KUALA LUMPUR: Eco World International Bhd (EWI), the overseas property arm of Eco World Development Group Bhd, is hoping for a “fair and reasonable” valuation for its upcoming initial public offering (IPO) which it says has garnered strong preliminary interest.

“The response that we have received so far has been good. Investors are optimistic but I cannot comment beyond that as we are entering the final stage of the book-building process,” said EWI president and chief executive officer (CEO) Datuk Teow Leong Seng.

“I hope the final price will be attractive, with a fair and reasonable valuation,” he told reporters yesterday after the signing of three agreements to commence the IPO process.

Teow said he is confident that the two joint principal advisers, Maybank Investment Bank Bhd (Maybank IB) and CIMB Investment Bank Bhd (CIMB IB), will arrive at “the right price” for the IPO that is slated to take place in the first week of April.

In a circular to its shareholders, EWI has come up with an illustrative IPO price of RM1.20, which is at a 12% premium to its net asset per share of RM1.07.

At RM1.20, valued at 1.12 times its book value, EWI estimates that its market capitalisation will be RM2.88 billion.

The agreements signed yesterday included a master cornerstone placement agreement with the Employees Provident Fund (EPF) and Permodalan Nasional Bhd (PNB) whereby the two institutions will subscribe for 140.4 million shares, out of the 449.5 million new shares allocated under the IPO’s institutional offering. The 449.5 million shares represent 18.7% of EWI’s enlarged share capital.

“We also anticipate a high subscription rate from our other institutional investors such as mutual and insurance funds,” said Teow.

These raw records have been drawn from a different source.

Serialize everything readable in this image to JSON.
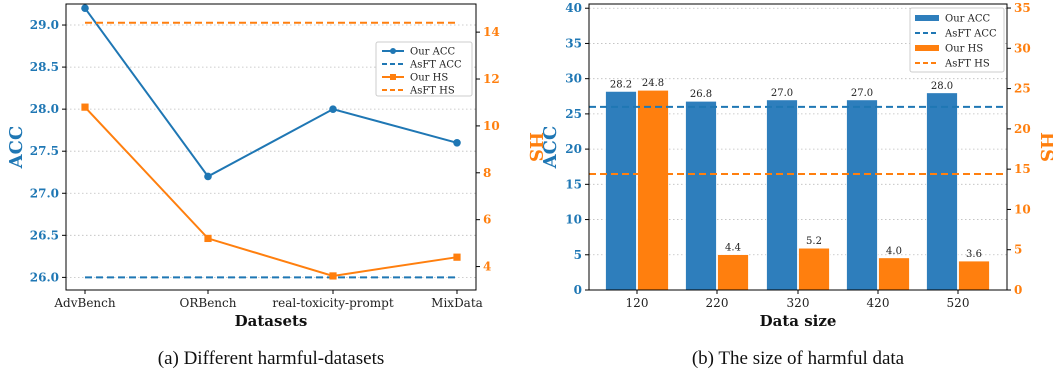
{
  "chart_data": [
    {
      "type": "line",
      "caption": "(a) Different harmful-datasets",
      "xlabel": "Datasets",
      "ylabel_left": "ACC",
      "ylabel_right": "HS",
      "categories": [
        "AdvBench",
        "ORBench",
        "real-toxicity-prompt",
        "MixData"
      ],
      "left_ylim": [
        25.85,
        29.25
      ],
      "left_ticks": [
        "26.0",
        "26.5",
        "27.0",
        "27.5",
        "28.0",
        "28.5",
        "29.0"
      ],
      "right_ylim": [
        3.0,
        15.2
      ],
      "right_ticks": [
        "4",
        "6",
        "8",
        "10",
        "12",
        "14"
      ],
      "series": [
        {
          "name": "Our ACC",
          "axis": "left",
          "style": "solid",
          "marker": "circle",
          "color": "#1f77b4",
          "values": [
            29.2,
            27.2,
            28.0,
            27.6
          ]
        },
        {
          "name": "AsFT ACC",
          "axis": "left",
          "style": "dashed",
          "color": "#1f77b4",
          "values": [
            26.0,
            26.0,
            26.0,
            26.0
          ]
        },
        {
          "name": "Our HS",
          "axis": "right",
          "style": "solid",
          "marker": "square",
          "color": "#ff7f0e",
          "values": [
            10.8,
            5.2,
            3.6,
            4.4
          ]
        },
        {
          "name": "AsFT HS",
          "axis": "right",
          "style": "dashed",
          "color": "#ff7f0e",
          "values": [
            14.4,
            14.4,
            14.4,
            14.4
          ]
        }
      ],
      "legend": "upper-right",
      "grid": "horizontal dotted"
    },
    {
      "type": "bar",
      "caption": "(b)  The size of harmful data",
      "xlabel": "Data size",
      "ylabel_left": "ACC",
      "ylabel_right": "HS",
      "categories": [
        "120",
        "220",
        "320",
        "420",
        "520"
      ],
      "left_ylim": [
        0,
        40.6
      ],
      "left_ticks": [
        "0",
        "5",
        "10",
        "15",
        "20",
        "25",
        "30",
        "35",
        "40"
      ],
      "right_ylim": [
        0,
        35.5
      ],
      "right_ticks": [
        "0",
        "5",
        "10",
        "15",
        "20",
        "25",
        "30",
        "35"
      ],
      "series": [
        {
          "name": "Our ACC",
          "axis": "left",
          "kind": "bar",
          "color": "#2e7ebc",
          "values": [
            28.2,
            26.8,
            27.0,
            27.0,
            28.0
          ],
          "labels": [
            "28.2",
            "26.8",
            "27.0",
            "27.0",
            "28.0"
          ]
        },
        {
          "name": "AsFT ACC",
          "axis": "left",
          "kind": "hline",
          "color": "#1f77b4",
          "value": 26.0
        },
        {
          "name": "Our HS",
          "axis": "right",
          "kind": "bar",
          "color": "#ff7f0e",
          "values": [
            24.8,
            4.4,
            5.2,
            4.0,
            3.6
          ],
          "labels": [
            "24.8",
            "4.4",
            "5.2",
            "4.0",
            "3.6"
          ]
        },
        {
          "name": "AsFT HS",
          "axis": "right",
          "kind": "hline",
          "color": "#ff7f0e",
          "value": 14.4
        }
      ],
      "legend": "upper-right",
      "grid": "horizontal dotted"
    }
  ]
}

EWI also signed an agreement with six banks — Maybank IB, CIMB IB, Hong Leong Investment Bank Bhd, Alliance Investment Bank Bhd, AmInvestment Bank Bhd and RHB Investment Bank Bhd — for the banks to underwrite 480 million shares in the retail portion that is equivalent to 17% of the enlarged capital base.

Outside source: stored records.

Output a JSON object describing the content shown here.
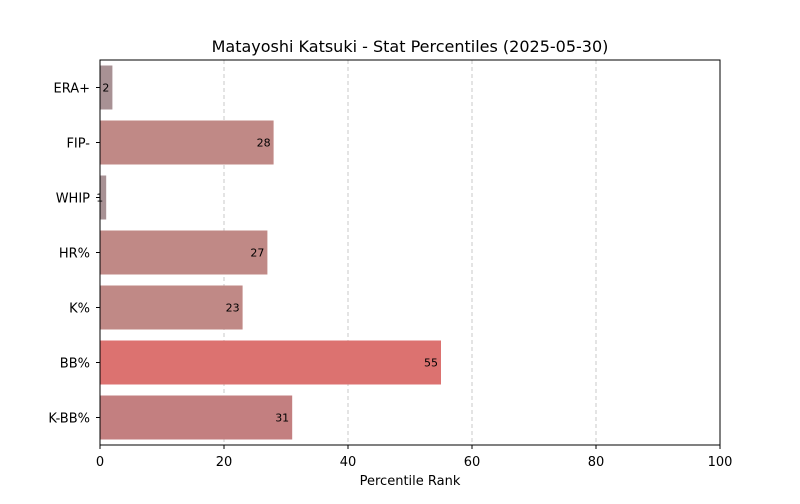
{
  "chart_data": {
    "type": "bar",
    "orientation": "horizontal",
    "title": "Matayoshi Katsuki - Stat Percentiles (2025-05-30)",
    "xlabel": "Percentile Rank",
    "ylabel": "",
    "xlim": [
      0,
      100
    ],
    "xticks": [
      "0",
      "20",
      "40",
      "60",
      "80",
      "100"
    ],
    "grid": "x-dashed",
    "categories": [
      "ERA+",
      "FIP-",
      "WHIP",
      "HR%",
      "K%",
      "BB%",
      "K-BB%"
    ],
    "values": [
      2,
      28,
      1,
      27,
      23,
      55,
      31
    ],
    "colors": [
      "#a89194",
      "#c08986",
      "#a89194",
      "#c08986",
      "#c08986",
      "#dc7270",
      "#c37f80"
    ]
  }
}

The third agreement inked yesterday was a share subscription agreement with GuocoLand Ltd for the company to take up a 27% stake in EWI’s enlarged capital. This agreement is a follow-through on the shareholders’ agreement dated Oct 27, 2016 between Eco World Development Group, GuocoLand and Eco World Development chairman Tan Sri Liew Kee Sin to regulate their relationship with one another as major shareholders of EWI going forward.

“Now that we have inked the three key agreements, which together with Eco World Development’s subscription agreement covers around 85.6% of the new IPO shares, we can confidently say that the IPO is off to a very good start,” said Teow.

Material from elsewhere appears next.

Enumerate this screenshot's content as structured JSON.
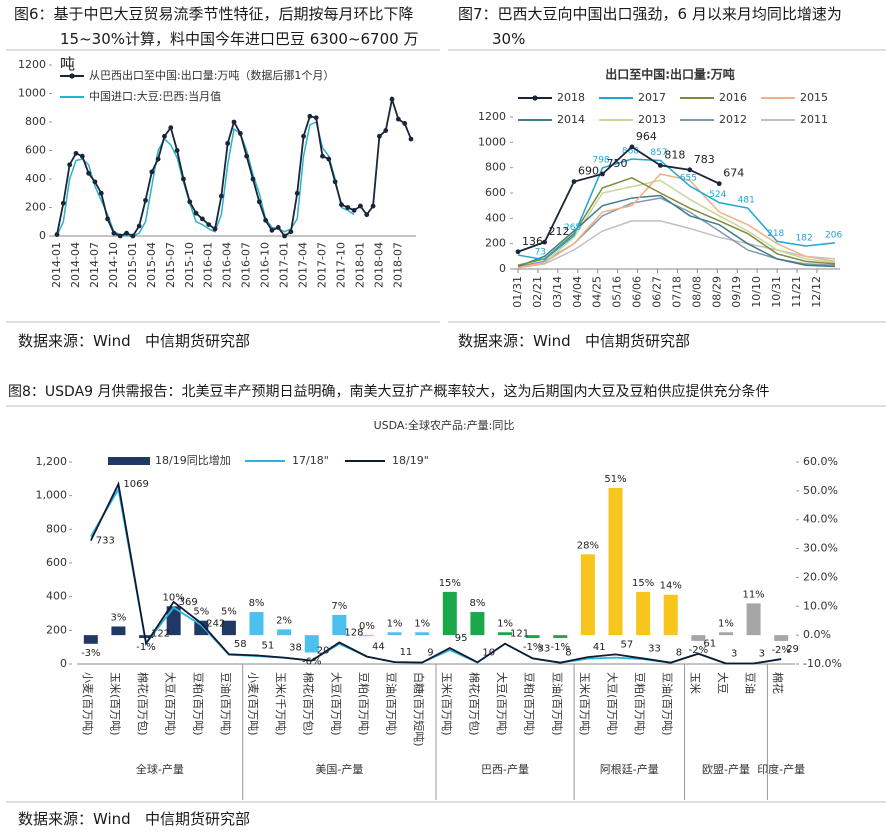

Under the IPO, EWI proposes to issue 2.153 billion shares, and expects to raise gross proceeds of RM2.854 billion.

Of this, 48.4% or RM1.252 billion will be used for working capital and land acquisition purposes, while another 48% or RM1.241 billion will be used to repay bank borrowings, which are denominated in ringgit, British pound sterling and Australian dollar. The remaining amount will be used for listing expenses and other related purposes.

Teow expects EWI to start paying dividend to its shareholders from the financial year ending Oct 31, 2019.

“At this moment, we have not formulated any formal dividend policy. But once we start to recognise sales from our projects in the United Kingdom and Australia by 2018, and subject to our cash flow position, we hope to be able to declare dicidends to our shareholders,” he said.

EWI owns some 12 acres (4.9ha) of land in London and Sydney, with property projects having a total gross development value of RM12.96 billion.